Vivemos um momento confuso no Brasil, no que concerne à participação democrática autêntica e organizada da sociedade civil, que parece estar em declínio.  Segmentos, antes muito atuantes, estão silenciados. Vemos, com freqüência, a democracia representativa, que não pode prescindir do exercício ativo da cidadania por parte das organizações autônomas da sociedade civil, corroborando para fortalecer o que já se tornou senso comum da conduta quando nos referimos à Política e aos nossos políticos: descrença, zombaria, o que é também uma atitude “política” que só alimenta a ascensão de representantes de interesses dissociados das necessidades e aspirações maiores da coletividade.

Nesse contexto, instrumentos como os conselhos setoriais e as conferências tornam-se mais importantes, como canais de participação democrática, estimuladores do livre debate sobre as políticas públicas.

Nós mulheres, que somos mais de 50% da população e o segmento mais sub-representado no Poder, junto com todos os que lutam por justiça social e democracia, temos a esperança de que o Governo mantenha sem alterações o conteúdo do III PNDH e encaminhe projetos de lei que garantam a sua realização, articulando apoios para a aprovação destes projetos honrando as Convenções e Tratados Internacionais de Direitos Humanos que assinou desde os anos 80 (instrumentos com que têm força de Lei pela Constituição).

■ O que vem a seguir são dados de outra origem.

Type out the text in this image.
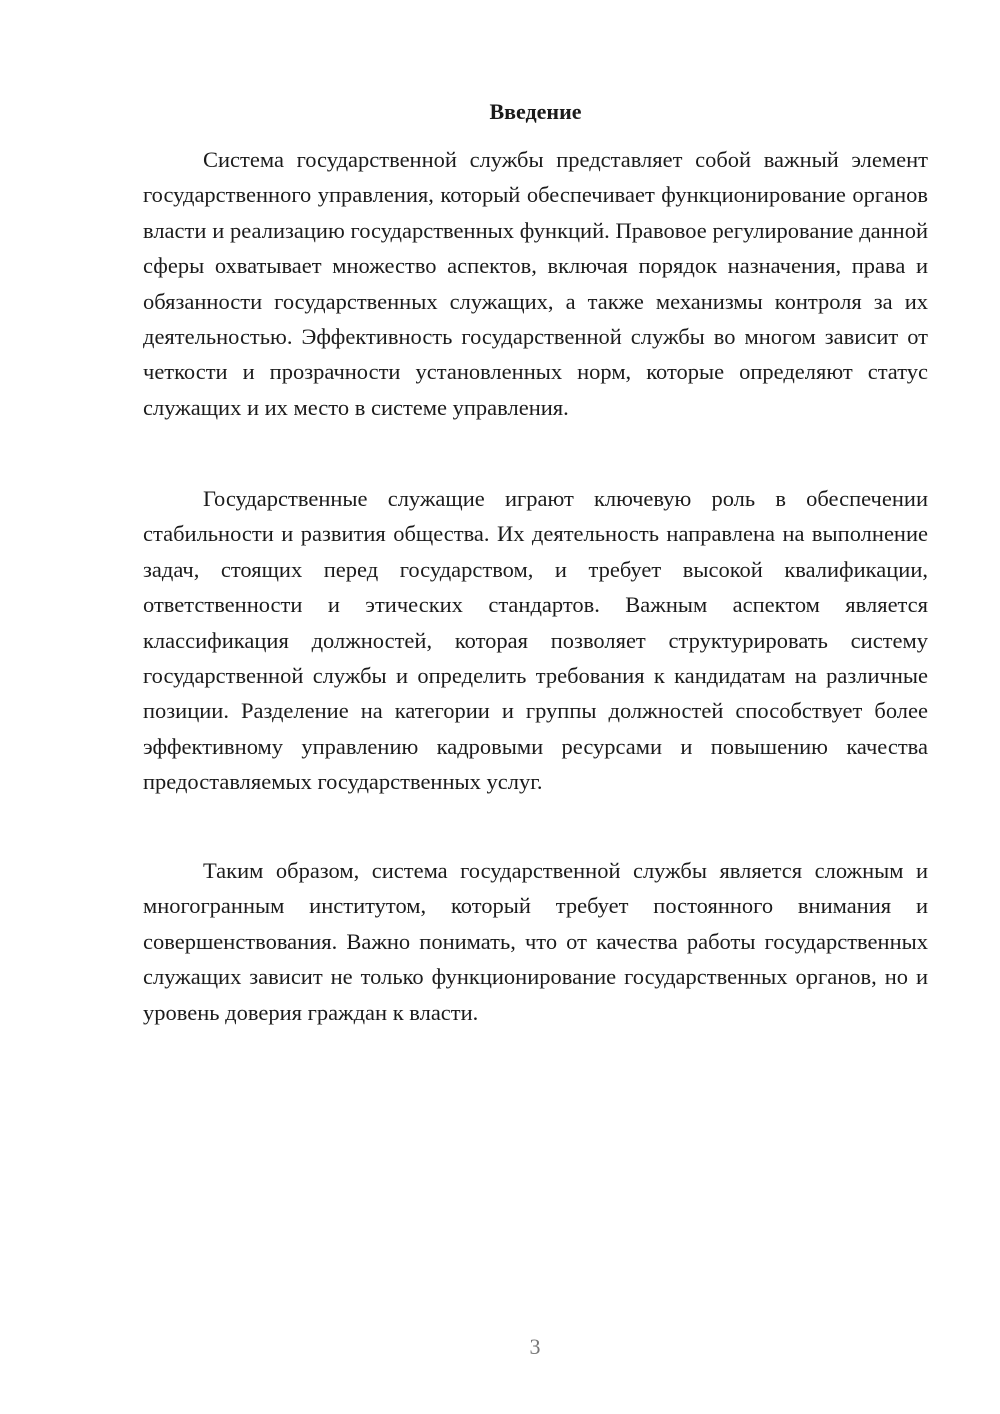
Введение

Система государственной службы представляет собой важный элемент государственного управления, который обеспечивает функционирование органов власти и реализацию государственных функций. Правовое регулирование данной сферы охватывает множество аспектов, включая порядок назначения, права и обязанности государственных служащих, а также механизмы контроля за их деятельностью. Эффективность государственной службы во многом зависит от четкости и прозрачности установленных норм, которые определяют статус служащих и их место в системе управления.

Государственные служащие играют ключевую роль в обеспечении стабильности и развития общества. Их деятельность направлена на выполнение задач, стоящих перед государством, и требует высокой квалификации, ответственности и этических стандартов. Важным аспектом является классификация должностей, которая позволяет структурировать систему государственной службы и определить требования к кандидатам на различные позиции. Разделение на категории и группы должностей способствует более эффективному управлению кадровыми ресурсами и повышению качества предоставляемых государственных услуг.

Таким образом, система государственной службы является сложным и многогранным институтом, который требует постоянного внимания и совершенствования. Важно понимать, что от качества работы государственных служащих зависит не только функционирование государственных органов, но и уровень доверия граждан к власти.

3
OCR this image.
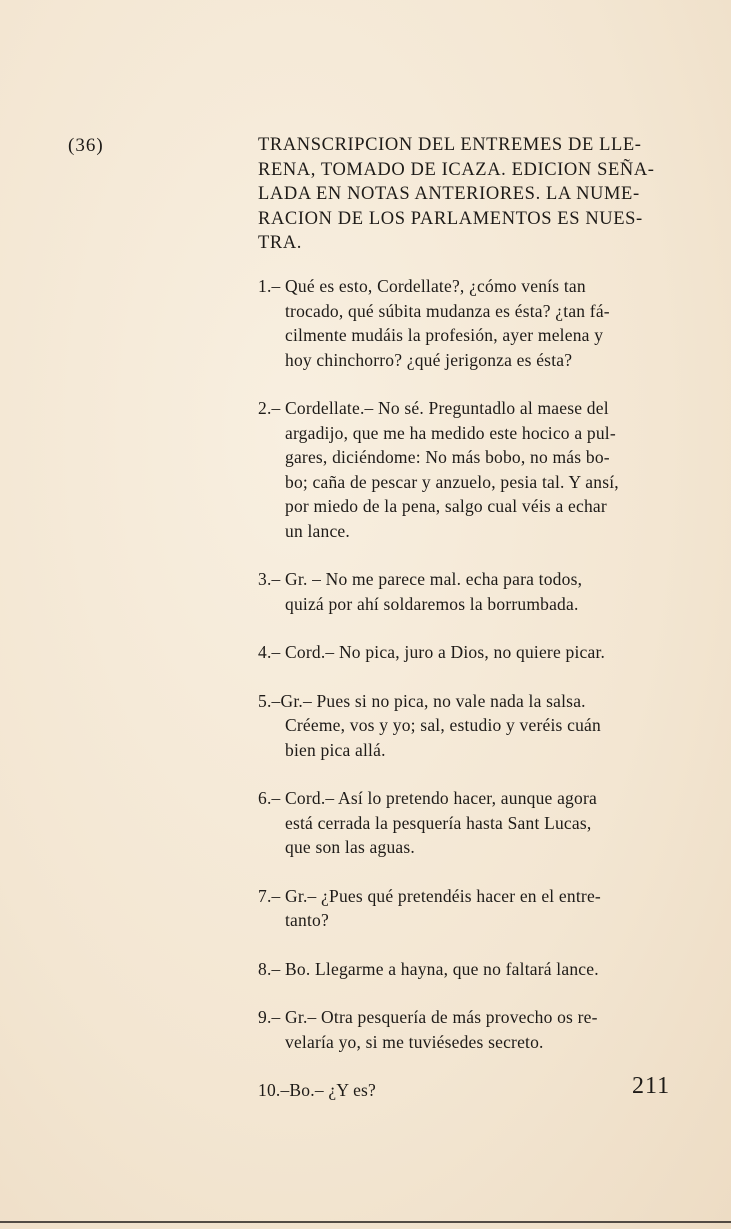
(36)	TRANSCRIPCION DEL ENTREMES DE LLE-
RENA, TOMADO DE ICAZA. EDICION SEÑA-
LADA EN NOTAS ANTERIORES. LA NUME-
RACION DE LOS PARLAMENTOS ES NUES-
TRA.
1.– Qué es esto, Cordellate?, ¿cómo venís tan
trocado, qué súbita mudanza es ésta? ¿tan fá-
cilmente mudáis la profesión, ayer melena y
hoy chinchorro? ¿qué jerigonza es ésta?
2.– Cordellate.– No sé. Preguntadlo al maese del
argadijo, que me ha medido este hocico a pul-
gares, diciéndome: No más bobo, no más bo-
bo; caña de pescar y anzuelo, pesia tal. Y ansí,
por miedo de la pena, salgo cual véis a echar
un lance.
3.– Gr. – No me parece mal. echa para todos,
quizá por ahí soldaremos la borrumbada.
4.– Cord.– No pica, juro a Dios, no quiere picar.
5.–Gr.– Pues si no pica, no vale nada la salsa.
Créeme, vos y yo; sal, estudio y veréis cuán
bien pica allá.
6.– Cord.– Así lo pretendo hacer, aunque agora
está cerrada la pesquería hasta Sant Lucas,
que son las aguas.
7.– Gr.– ¿Pues qué pretendéis hacer en el entre-
tanto?
8.– Bo. Llegarme a hayna, que no faltará lance.
9.– Gr.– Otra pesquería de más provecho os re-
velaría yo, si me tuviésedes secreto.
10.–Bo.– ¿Y es?	211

Do contrário será sim, lamentavelmente, o principal responsável por um retrocesso covarde e perigoso, com a deslegitimação de canais de participação democrática tão duramente conquistados.

*Maria Helena SouzaFeminista, Professora de História, membro do IMAIS, da Rede Nacional Feminista de Direitos Sexuais e Reprodutivos – Regional Bahia ,e da Frente Nacional pelo Fim da Criminalização das Mulheres e pela Legalização do Aborto.